Übrigens …

The Rape of Lucretia im Bielefeld, Stadttheater

Genau gelesen, stringent gedeutet

Beim Premieren-Curtain-Call wird geküsst. Alle freuen sich. Die Regisseurin Andrea Schwalbach und die Dirigentin Elisa Gogou lassen es sich nicht nehmen, jeden der acht Sänger einzeln in den Arm zu nehmen. Und, da Brittens Oper nur zwölf Musiker vorsieht, dürfen die sich auch mal solo verbeugen. Und sie genießen es. Die meisten jedenfalls.

Die Freude ist absolut nachvollziehbar. Regisseurin, Ausstatterin, Dirigentin, Sängern und Musikern ist es gemeinsam gelungen, Brittens schwieriges, so sprödes wie unerfreuliches Stück, auf beeindruckende Weise zu beleben.

Auf der Bielefelder Bühne ereignet sich keine linear erzählte Katastrophe, sondern die analytische Aufdeckung eines bestialischen Verbrechens. Male and Female Chorus, bei Britten die Geschlechterrollen reflektierenden und ausagierenden Erzähler und Kommentatoren, werden hier unmittelbar Teil des Spiels, ja deren Zentrum. Sie sind Ermittlungsbeamte, Staatsanwälte oder Untersuchungsrichter, die die Vergewaltigung der Lucretia durch den Wüstling Tarquinius aufzuklären haben. Sie versuchen die Vorgänge nachzustellen, die zu dem Verbrechen geführt haben, aber das geht grausam schief. Lucretia hält das erneute Durchleben der Katastrophe nicht aus und bringt sich um.

Die Umkehrung der dramatischen Form funktioniert blendend, inklusive der vielleicht feministisch motivierten Umdeutung, dass Lucretias Gatte Collatinus mittelbar am Selbstmord seiner ihn liebenden Frau beteiligt ist. Er weiß, dass ihr Tod Signalwirkung haben wird, dass er die Chance eröffnet, sich der Herrschaft der gehassten Tarquinier zu entledigen. So wird Lucretias persönliche Tragödie zum Mittel zum Zweck.

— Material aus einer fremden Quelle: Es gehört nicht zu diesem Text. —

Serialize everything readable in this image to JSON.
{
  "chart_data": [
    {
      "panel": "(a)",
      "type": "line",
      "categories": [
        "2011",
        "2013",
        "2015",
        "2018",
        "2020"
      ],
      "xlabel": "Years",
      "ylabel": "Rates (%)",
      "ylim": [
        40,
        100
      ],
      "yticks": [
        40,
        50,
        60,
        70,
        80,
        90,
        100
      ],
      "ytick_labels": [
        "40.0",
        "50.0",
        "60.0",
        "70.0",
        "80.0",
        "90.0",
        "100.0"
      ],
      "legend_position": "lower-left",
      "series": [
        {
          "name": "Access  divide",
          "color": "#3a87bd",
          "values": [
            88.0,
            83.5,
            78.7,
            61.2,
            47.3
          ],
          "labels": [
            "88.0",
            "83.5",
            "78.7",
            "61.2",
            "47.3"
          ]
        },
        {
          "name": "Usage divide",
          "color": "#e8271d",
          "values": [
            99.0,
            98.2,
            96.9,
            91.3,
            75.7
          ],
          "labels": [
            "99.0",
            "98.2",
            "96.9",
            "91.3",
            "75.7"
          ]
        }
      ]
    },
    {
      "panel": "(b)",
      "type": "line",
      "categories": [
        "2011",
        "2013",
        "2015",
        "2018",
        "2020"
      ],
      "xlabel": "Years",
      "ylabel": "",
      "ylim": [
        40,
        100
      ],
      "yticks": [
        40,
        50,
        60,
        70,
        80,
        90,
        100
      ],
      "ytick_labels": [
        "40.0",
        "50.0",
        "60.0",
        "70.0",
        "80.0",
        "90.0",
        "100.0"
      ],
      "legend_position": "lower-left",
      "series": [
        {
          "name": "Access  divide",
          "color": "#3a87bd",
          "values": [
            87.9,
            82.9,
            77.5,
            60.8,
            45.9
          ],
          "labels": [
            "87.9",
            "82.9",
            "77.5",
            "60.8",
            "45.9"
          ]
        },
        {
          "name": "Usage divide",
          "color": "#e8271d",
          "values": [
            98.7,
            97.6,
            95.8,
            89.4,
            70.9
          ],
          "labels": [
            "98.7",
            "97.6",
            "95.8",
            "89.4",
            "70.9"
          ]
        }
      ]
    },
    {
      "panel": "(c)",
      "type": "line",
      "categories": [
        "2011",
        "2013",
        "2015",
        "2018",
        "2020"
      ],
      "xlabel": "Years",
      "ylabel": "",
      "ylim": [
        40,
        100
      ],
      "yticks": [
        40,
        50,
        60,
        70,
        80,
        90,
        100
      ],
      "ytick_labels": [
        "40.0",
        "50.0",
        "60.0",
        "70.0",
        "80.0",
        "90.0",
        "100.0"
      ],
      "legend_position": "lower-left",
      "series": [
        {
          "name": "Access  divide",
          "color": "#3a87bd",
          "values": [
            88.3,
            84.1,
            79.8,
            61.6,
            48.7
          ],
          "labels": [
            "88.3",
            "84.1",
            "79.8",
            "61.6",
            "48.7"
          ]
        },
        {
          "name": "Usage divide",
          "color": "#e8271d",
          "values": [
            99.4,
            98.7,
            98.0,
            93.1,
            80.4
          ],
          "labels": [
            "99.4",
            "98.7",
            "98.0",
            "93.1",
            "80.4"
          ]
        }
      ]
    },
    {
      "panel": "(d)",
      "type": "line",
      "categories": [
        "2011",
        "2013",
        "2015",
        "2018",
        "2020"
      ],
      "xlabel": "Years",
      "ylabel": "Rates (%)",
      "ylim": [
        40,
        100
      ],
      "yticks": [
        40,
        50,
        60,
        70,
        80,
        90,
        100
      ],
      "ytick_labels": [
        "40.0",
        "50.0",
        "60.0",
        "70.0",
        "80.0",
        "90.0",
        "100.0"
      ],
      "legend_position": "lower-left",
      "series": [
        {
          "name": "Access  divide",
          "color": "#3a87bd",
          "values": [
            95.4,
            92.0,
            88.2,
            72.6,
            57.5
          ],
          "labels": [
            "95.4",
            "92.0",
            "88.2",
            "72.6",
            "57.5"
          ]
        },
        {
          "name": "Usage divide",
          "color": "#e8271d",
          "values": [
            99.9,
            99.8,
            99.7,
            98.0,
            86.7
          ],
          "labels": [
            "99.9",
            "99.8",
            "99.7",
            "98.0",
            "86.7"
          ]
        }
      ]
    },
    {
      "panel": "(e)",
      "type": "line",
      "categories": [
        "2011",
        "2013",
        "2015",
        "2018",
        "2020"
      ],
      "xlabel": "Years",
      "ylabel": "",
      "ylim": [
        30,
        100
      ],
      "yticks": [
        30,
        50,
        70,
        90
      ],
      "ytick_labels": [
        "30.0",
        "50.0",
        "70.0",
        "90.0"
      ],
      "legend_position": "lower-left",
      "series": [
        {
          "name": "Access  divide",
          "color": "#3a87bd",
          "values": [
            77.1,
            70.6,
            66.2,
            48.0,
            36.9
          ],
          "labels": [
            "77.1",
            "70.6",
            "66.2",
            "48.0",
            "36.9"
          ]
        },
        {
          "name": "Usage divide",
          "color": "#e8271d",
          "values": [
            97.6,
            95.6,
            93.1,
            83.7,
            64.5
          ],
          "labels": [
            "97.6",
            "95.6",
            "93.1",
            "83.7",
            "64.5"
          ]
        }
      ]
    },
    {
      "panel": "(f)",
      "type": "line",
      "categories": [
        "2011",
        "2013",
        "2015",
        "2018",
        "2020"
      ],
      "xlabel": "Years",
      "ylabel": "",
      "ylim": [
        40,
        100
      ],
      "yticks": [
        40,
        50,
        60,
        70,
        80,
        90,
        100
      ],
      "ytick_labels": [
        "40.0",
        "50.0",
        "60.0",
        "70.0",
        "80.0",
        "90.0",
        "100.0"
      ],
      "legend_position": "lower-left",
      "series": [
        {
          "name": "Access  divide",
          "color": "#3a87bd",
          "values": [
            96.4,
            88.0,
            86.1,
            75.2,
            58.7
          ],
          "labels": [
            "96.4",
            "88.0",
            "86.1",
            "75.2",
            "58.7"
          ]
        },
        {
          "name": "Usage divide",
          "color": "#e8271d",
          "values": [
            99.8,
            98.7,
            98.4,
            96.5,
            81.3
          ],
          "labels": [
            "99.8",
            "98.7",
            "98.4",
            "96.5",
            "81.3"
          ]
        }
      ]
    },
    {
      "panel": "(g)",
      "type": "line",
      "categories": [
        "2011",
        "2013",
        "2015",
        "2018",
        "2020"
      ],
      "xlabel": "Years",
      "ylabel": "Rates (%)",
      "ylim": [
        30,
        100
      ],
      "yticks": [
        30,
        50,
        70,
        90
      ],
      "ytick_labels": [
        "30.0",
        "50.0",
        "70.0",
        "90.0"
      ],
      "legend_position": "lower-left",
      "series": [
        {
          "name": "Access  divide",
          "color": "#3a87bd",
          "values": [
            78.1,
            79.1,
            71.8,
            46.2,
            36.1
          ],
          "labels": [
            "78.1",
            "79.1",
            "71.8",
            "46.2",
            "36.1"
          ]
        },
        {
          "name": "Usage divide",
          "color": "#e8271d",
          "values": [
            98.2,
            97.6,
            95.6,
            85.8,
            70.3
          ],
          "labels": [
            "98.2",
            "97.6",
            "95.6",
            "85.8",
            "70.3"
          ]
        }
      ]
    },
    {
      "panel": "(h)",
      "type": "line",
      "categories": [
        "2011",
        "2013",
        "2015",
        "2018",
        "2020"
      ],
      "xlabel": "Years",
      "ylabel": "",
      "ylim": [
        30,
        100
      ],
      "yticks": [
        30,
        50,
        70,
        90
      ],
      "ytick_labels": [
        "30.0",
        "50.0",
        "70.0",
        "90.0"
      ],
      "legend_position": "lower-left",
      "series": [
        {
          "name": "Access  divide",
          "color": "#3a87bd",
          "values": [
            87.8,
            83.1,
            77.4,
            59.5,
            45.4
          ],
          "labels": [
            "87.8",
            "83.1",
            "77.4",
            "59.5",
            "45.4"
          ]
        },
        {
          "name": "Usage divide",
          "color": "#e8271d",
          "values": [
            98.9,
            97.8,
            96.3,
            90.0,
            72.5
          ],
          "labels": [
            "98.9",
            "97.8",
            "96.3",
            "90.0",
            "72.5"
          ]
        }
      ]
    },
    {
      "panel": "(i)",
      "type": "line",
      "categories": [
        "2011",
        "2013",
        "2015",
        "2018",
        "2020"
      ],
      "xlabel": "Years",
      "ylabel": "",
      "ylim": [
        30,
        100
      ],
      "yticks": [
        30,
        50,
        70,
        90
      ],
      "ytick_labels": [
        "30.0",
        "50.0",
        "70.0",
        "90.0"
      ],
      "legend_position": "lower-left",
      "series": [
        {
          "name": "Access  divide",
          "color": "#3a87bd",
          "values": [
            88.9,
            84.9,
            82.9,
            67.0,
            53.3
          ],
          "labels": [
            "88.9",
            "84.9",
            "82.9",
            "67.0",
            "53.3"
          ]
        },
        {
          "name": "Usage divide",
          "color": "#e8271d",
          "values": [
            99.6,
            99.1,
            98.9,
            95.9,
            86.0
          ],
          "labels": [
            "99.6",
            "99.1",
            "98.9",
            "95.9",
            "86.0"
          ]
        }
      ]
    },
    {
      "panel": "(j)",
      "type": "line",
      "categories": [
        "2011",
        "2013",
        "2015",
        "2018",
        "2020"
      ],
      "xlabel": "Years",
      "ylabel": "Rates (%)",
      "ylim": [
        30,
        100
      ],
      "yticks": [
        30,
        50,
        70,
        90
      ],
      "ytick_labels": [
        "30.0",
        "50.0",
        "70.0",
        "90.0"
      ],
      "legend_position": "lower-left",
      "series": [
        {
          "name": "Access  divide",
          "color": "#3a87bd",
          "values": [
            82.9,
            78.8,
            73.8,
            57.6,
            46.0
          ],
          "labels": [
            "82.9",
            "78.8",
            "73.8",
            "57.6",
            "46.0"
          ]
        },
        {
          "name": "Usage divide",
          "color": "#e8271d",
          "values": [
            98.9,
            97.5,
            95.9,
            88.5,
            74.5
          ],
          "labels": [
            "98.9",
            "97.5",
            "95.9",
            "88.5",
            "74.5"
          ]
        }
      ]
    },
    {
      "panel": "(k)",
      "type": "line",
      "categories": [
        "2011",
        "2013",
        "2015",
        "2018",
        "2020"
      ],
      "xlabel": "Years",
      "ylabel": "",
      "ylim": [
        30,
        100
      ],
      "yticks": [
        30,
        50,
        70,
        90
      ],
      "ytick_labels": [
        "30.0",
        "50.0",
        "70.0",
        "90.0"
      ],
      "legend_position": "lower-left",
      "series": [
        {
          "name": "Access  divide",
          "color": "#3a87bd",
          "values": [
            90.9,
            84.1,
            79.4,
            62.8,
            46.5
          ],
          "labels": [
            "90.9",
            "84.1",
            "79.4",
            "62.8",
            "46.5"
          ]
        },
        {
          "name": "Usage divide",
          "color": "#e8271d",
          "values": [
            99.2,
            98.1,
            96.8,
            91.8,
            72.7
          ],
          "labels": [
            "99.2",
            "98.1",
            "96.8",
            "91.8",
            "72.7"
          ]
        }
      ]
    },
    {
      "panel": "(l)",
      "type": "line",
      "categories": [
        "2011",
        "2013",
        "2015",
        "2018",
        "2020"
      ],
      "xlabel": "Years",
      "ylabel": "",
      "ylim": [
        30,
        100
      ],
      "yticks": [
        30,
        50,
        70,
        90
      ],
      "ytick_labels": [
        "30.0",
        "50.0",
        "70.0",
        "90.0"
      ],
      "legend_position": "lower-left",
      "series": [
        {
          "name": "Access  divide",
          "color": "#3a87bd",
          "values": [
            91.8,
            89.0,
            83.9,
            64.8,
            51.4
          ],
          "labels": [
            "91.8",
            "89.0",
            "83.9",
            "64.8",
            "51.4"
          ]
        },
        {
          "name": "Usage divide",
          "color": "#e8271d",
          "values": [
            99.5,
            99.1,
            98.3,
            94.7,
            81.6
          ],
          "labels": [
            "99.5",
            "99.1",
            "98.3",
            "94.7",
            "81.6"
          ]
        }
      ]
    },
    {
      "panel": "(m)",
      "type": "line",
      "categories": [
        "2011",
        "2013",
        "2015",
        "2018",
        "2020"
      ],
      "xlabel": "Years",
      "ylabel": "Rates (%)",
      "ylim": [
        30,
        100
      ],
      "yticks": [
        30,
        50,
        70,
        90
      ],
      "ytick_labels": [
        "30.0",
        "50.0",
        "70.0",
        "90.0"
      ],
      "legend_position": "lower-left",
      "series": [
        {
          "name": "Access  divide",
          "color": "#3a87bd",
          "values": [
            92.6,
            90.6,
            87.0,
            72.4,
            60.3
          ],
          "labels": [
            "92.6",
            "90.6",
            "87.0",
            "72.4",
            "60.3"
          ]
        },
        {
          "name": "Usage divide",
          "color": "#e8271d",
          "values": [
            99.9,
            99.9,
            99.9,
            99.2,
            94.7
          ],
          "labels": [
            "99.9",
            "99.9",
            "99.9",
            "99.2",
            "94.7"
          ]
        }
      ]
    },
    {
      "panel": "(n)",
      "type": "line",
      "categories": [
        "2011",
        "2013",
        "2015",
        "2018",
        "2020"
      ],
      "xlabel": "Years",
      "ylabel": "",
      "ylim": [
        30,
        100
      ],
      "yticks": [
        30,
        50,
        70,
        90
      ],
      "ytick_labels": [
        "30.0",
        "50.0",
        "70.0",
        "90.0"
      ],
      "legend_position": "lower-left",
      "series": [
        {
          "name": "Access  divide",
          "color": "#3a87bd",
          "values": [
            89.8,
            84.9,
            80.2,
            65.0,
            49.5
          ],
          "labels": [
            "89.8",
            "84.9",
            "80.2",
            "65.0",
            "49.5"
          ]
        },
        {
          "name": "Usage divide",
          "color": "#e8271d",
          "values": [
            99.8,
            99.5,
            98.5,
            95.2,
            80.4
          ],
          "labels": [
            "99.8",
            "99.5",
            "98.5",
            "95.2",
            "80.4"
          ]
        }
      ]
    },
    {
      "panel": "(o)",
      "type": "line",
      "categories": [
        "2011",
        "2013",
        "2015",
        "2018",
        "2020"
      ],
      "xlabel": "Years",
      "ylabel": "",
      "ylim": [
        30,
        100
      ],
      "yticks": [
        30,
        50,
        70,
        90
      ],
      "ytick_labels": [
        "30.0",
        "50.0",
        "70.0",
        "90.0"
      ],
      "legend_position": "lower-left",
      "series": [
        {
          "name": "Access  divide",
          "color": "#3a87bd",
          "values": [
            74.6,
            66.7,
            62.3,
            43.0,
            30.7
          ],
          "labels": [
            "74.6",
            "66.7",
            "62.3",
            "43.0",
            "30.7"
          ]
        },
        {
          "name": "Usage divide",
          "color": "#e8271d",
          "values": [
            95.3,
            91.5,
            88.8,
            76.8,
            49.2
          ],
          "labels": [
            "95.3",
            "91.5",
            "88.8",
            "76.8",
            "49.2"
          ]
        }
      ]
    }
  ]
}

Ins Zentrum ihrer Erzählung stellt Andrea Schwalbach die Ermittlungsbeamten. Besonders Melanie Kreuter als Female Chorus wird durch die Vorgänge einer persönlichen Krise ausgesetzt. Ihr Ringen um Haltung ist das Zentrum der Aufführung. Da geht es um Wertesysteme und Konventionen, um das Verhältnis von Recht und Macht und um Gewalt als politisches Mittel. Das wirkt alles altmodisch, aber gleichzeitig schmerzlich relevant. Es erzwingt die Auseinandersetzung.

Die Intensität dieses außergewöhnlichen Abends wird durch das fantastische Sängerensemble befördert. Alle Solisten sind ihren Rollen nicht nur gewachsen, sondern gestalten spannende Charaktere, teilweise auf herausragendem Niveau. Das gilt für Nohad Becker und die mit einer sehr schönen Stimme begabte Cornelie Isenbürger als Lucretias Dienerinnen wie für Caio Monteiro als jugendfrischer Polit-Intrigant Junius. Moon Soo Park hat einer der schönsten Bassstimmen in NRW und ist ein intensiver, nicht sehr sympathischer Collatinus. Dagegen erkämpft Frank Dolphin Wong dem Wüstling Tarquinius durch zu seinem frischen, kräftigen Bariton passendes Auftreten einen Rest Menschlichkeit. Melanie Forgeron ist eine versammelte, sehr konzentrierte Lucretia mit in der Tiefe fast gläsernem Alt, der tief in ihre stolze, verletzliche Seele blicken lässt. Als Male Chorus überzeugt Daniel Pataky mit schlankem, musikalisch geführten Tenor, auch wenn er nicht Melanie Kreuters szenische und artikulatorische Prägnanz erreicht.

Elisa Gogous Dirigat ist eine Art Unterströmung der Inszenierung. Sie dirigiert wissende, zielbewusste Musik. Die sinnlichen Aufschwünge der großen Ensembles im zweiten Teil, die sanften Einwürfe von Geige und Flöte, bieten keine idyllischen Ruhemomente, sondern sind hörbar in die große Linie eingebunden und funktionieren so wie ironische Kommentare.

Ein selten stringenter, selten vielstimmiger Opernabend.